Re: [PATCH v2] fs/select: add vmalloc fallback for select(2)

From: Vlastimil Babka
Date: Tue Sep 27 2016 - 04:07:33 EST


On 09/27/2016 02:01 AM, Andrew Morton wrote:
On Thu, 22 Sep 2016 18:43:59 +0200 Vlastimil Babka <vbabka@xxxxxxx> wrote:

The select(2) syscall performs a kmalloc(size, GFP_KERNEL) where size grows
with the number of fds passed. We had a customer report page allocation
failures of order-4 for this allocation. This is a costly order, so it might
easily fail, as the VM expects such allocation to have a lower-order fallback.

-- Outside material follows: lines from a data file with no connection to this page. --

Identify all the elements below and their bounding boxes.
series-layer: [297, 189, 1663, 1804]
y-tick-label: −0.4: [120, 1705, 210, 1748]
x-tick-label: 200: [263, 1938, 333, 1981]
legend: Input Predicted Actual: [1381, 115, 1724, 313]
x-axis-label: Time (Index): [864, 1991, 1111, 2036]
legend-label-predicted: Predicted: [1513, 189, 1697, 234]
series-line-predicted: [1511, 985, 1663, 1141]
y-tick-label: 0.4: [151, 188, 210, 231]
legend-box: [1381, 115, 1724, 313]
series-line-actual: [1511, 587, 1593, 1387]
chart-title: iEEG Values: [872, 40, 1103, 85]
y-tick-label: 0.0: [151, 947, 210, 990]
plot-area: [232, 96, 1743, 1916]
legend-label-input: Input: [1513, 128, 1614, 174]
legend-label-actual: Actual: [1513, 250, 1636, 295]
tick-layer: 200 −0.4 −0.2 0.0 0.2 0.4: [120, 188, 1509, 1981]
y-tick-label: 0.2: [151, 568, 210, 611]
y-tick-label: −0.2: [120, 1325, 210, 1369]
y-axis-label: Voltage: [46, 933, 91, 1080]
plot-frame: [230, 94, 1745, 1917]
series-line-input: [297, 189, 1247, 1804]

Such trivial fallback is vmalloc(), as the memory doesn't have to be
physically contiguous. Also the allocation is temporary for the duration of the
syscall, so it's unlikely to stress vmalloc too much.

Note that the poll(2) syscall seems to use a linked list of order-0 pages, so
it doesn't need this kind of fallback.

...

--- a/fs/select.c
+++ b/fs/select.c
@@ -29,6 +29,7 @@
#include <linux/sched/rt.h>
#include <linux/freezer.h>
#include <net/busy_poll.h>
+#include <linux/vmalloc.h>

#include <asm/uaccess.h>

@@ -558,6 +559,7 @@ int core_sys_select(int n, fd_set __user *inp, fd_set __user *outp,
struct fdtable *fdt;
/* Allocate small arguments on the stack to save memory and be faster */
long stack_fds[SELECT_STACK_ALLOC/sizeof(long)];
+ unsigned long alloc_size;

ret = -EINVAL;
if (n < 0)
@@ -580,8 +582,12 @@ int core_sys_select(int n, fd_set __user *inp, fd_set __user *outp,
bits = stack_fds;
if (size > sizeof(stack_fds) / 6) {
/* Not enough space in on-stack array; must use kmalloc */
+ alloc_size = 6 * size;

Well. `size' is `unsigned'. The multiplication will be done as 32-bit
so there was no point in making `alloc_size' unsigned long.

Uh, right. Thanks.

So can we tighten up the types in this function? size_t might make
sense, but vmalloc() takes a ulong.

Let's do size_t then, as the conversion to ulong is safe.